Handled correctly, comments reduce repeat explanations. The engineer should not have to keep saying the same thing to the same product surface after the product has already been corrected.

Memory has to stay scoped.

Token reduction cannot come at the cost of data boundaries. Workspace memory has to know where it came from, which organization it belongs to, whether the connected app is still authorized, and whether the memory is allowed to influence the current surface.

For individual plans, product learning can improve the user experience and safety when enabled. For Team and Enterprise plans, learnings stay internal to the organization by default, so model improvement outside that organization does not depend on that workspace's private context.

Deletion and revocation matter for the same reason. If an account, app connection, or organization memory is removed, the product should stop retrieving it. The memory layer only reduces tokens when it remains inspectable, scoped, and under the user's control.

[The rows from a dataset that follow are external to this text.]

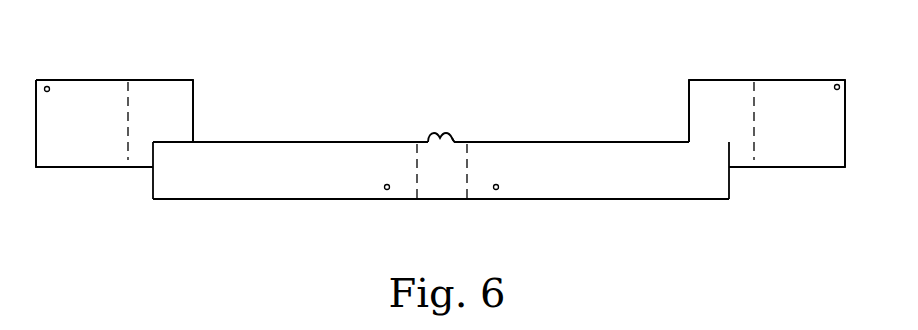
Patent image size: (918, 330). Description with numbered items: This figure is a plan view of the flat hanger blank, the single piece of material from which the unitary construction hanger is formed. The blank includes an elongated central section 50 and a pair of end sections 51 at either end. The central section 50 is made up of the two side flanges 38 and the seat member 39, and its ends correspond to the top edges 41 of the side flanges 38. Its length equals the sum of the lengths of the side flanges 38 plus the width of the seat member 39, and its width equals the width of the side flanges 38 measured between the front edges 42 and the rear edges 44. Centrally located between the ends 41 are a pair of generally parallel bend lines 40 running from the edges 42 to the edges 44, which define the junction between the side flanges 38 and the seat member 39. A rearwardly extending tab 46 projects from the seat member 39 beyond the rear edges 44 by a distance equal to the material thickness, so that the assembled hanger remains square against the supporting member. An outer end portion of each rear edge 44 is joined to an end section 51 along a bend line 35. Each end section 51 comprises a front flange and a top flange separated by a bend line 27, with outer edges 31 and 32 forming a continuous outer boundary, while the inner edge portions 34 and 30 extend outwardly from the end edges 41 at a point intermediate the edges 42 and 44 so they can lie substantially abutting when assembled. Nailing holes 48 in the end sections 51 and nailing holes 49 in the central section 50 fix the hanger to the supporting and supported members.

The bend lines 27 is at (128, 110).
The inner edges 30 is at (68, 167).
The outer edges 31 is at (76, 80).
The outer edges 32 is at (162, 80).
The upper inner edge portions 34 is at (140, 167).
The bend lines 35 is at (183, 143).
The side flanges 38 is at (334, 178).
The seat member 39 is at (455, 147).
The bend lines 40 is at (417, 150).
The top edges 41 is at (153, 186).
The front edges 42 is at (272, 199).
The rear edges 44 is at (283, 142).
The tab 46 is at (433, 132).
The nailing holes 48 is at (47, 86).
The nailing holes 49 is at (388, 190).
The central section 50 is at (335, 138).
The end sections 51 is at (36, 133).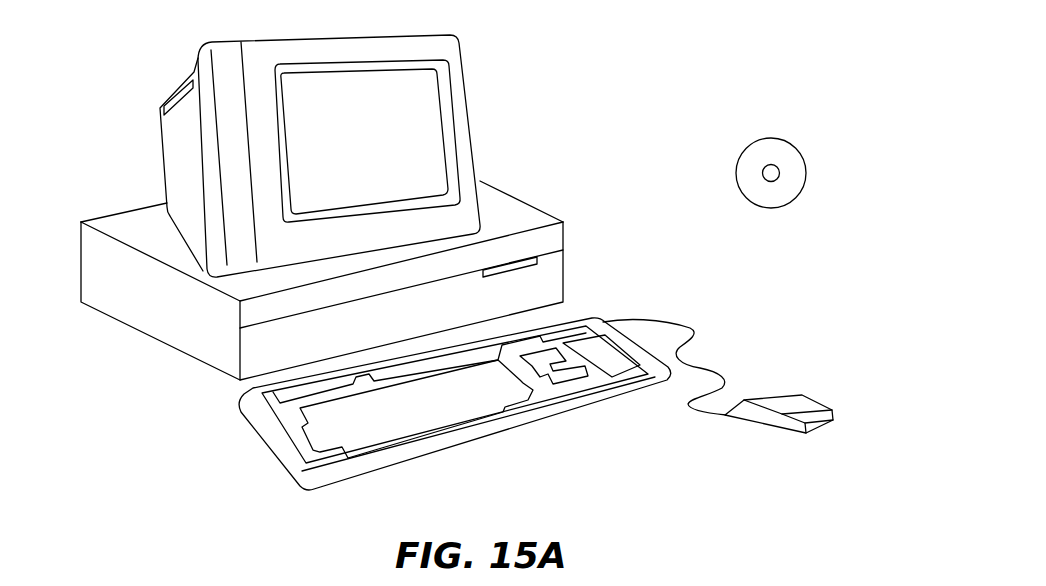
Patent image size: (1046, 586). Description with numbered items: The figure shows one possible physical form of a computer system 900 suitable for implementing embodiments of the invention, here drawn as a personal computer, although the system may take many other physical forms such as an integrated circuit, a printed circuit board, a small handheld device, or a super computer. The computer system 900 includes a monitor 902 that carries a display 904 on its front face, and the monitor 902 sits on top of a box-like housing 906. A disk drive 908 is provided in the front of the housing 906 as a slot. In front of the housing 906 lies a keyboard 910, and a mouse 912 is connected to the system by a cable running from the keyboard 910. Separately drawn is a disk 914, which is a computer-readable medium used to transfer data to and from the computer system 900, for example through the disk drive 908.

The computer system 900 is at (692, 28).
The monitor 902 is at (478, 153).
The display 904 is at (435, 102).
The housing 906 is at (203, 275).
The disk drive 908 is at (538, 252).
The keyboard 910 is at (470, 443).
The mouse 912 is at (820, 400).
The disk 914 is at (790, 137).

The model starts closer to the work.

Token reduction is useful because it changes the starting point. Review can begin with the repo rule already known. Triage can begin with the issue history already nearby. Slack answers can reference the PR state without asking someone to paste it. Repair can begin with the previous failure and the relevant convention already loaded.

That makes the system faster, but speed is only part of the value. The larger win is consistency. The model is less likely to drift into a generic answer when the memory, codebase map, and app context all point at the same local truth.

What still gets sent.

Sigilix still sends the evidence needed for the current task: the changed code, relevant surrounding files, selected memories, issue state, review anchors, and verification output when available.

The reduction comes from avoiding repeated setup, not from starving the model of evidence. A smaller context window is only useful when the missing tokens were redundant.

That is the product bar: reduce token load while increasing the authority of the context that remains.

What comes next

Memory turns context from a recurring spend into compounding infrastructure. The tested 63% repeated-context reduction, measured on repeated background load rather than total token spend, is the visible result: fewer recycled tokens, more local truth, and model runs that begin closer to the way the team already works.